High Court refuses to lift stay on Pairc Uí Chaoimh contract ruling

High Court refuses to lift stay on Pairc Uí Chaoimh contract ruling

The 45,000-seat stadium at Ballintemple was re-opened in 2017 following a two year redevelopment.

The High Court has refused to lift a stay on a construction industry adjudicator dealing with a claim by a contractor for a further €1m payment for electrical works carried out in the revamp of Páirc Uí Chaoimh in Cork.

Last month, the court gave permission to Cork GAA to challenge the decision to refer the additional claim from OCS One Complete Solution to an adjudicator who had to give his decision - which was enforceable in law - by November 30.
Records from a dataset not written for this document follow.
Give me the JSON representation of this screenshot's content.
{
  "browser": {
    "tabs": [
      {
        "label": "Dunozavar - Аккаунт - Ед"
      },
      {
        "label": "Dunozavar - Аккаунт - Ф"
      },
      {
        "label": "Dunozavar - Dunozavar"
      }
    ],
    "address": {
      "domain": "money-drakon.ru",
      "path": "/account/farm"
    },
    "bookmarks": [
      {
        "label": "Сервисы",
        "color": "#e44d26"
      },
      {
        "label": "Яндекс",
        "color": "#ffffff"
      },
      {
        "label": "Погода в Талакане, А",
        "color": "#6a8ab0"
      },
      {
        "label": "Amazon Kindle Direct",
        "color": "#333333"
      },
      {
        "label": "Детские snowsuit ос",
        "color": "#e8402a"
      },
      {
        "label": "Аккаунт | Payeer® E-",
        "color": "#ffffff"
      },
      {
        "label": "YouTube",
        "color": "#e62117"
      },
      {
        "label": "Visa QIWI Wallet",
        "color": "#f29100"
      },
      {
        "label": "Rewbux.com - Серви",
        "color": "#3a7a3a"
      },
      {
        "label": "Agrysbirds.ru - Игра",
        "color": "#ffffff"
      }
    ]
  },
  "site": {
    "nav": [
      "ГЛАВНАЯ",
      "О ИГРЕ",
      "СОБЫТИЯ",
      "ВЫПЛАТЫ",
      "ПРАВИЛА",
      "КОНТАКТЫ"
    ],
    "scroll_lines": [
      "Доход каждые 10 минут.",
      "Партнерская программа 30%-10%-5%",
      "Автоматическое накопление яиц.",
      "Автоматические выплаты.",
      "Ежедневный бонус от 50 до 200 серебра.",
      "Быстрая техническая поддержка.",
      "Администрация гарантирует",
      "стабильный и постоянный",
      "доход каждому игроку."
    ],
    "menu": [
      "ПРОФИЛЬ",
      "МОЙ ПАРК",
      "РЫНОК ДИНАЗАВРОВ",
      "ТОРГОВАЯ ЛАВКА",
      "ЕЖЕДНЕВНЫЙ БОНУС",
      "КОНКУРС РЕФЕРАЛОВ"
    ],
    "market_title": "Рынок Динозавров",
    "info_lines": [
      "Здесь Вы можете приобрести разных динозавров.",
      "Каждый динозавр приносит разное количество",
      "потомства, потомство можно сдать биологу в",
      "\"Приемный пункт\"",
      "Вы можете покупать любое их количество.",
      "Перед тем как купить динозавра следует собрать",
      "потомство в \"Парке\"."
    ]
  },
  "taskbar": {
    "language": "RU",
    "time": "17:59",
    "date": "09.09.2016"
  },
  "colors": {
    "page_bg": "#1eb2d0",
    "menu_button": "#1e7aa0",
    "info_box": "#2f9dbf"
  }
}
As a result of the court also putting a stay on the adjudicator's decision pending the legal challenge, OCS, which was a notice party in the case, asked the court to lift the stay. Cork GAA opposed the application.

In a ruling, Mr Justice Anthony Barr refused to do so saying he was satisfied a stay would not deprive OCS of its statutory right to have the payment dispute submitted to adjudication.

It would also not cause undue prejudice to OCS by the delay in obtaining an adjudication award in its favour, he said.

The 45,000-seat stadium at Ballintemple was re-opened in 2017 following a two year redevelopment.

Cork GAA says OCS was eventually paid €7.1m for electrical works.

However, it says some three years after the stadium was handed over by the builders, OCS served notice of its intention to refer a claim for additional payment of €1.02m for electrical works to an adjudicator.

The appointment of an adjudicator was considered by the chairperson of the government's Construction Contracts Adjudication Panel at the Department of Business Enterprise and Innovation. The power to appoint an adjudicator is held under the 2013 Construction Contracts Act.

Cork GAA claims the appointment of the adjudicator was of no legal effect because the contract with OCS was entered into before the 2013 Act came into operation in July 2016. Cork GAA says the contract began a month earlier, in June 2016 when it was agreed to accept the tender made by OCS.

OCS says the extra €1.02m was made up of increased man hour rates, delay, changed conditions, ad hoc piecemeal works and "containment" or work to cover the electrical works from view.

The case has since been admitted to the High Court's fast track commercial division.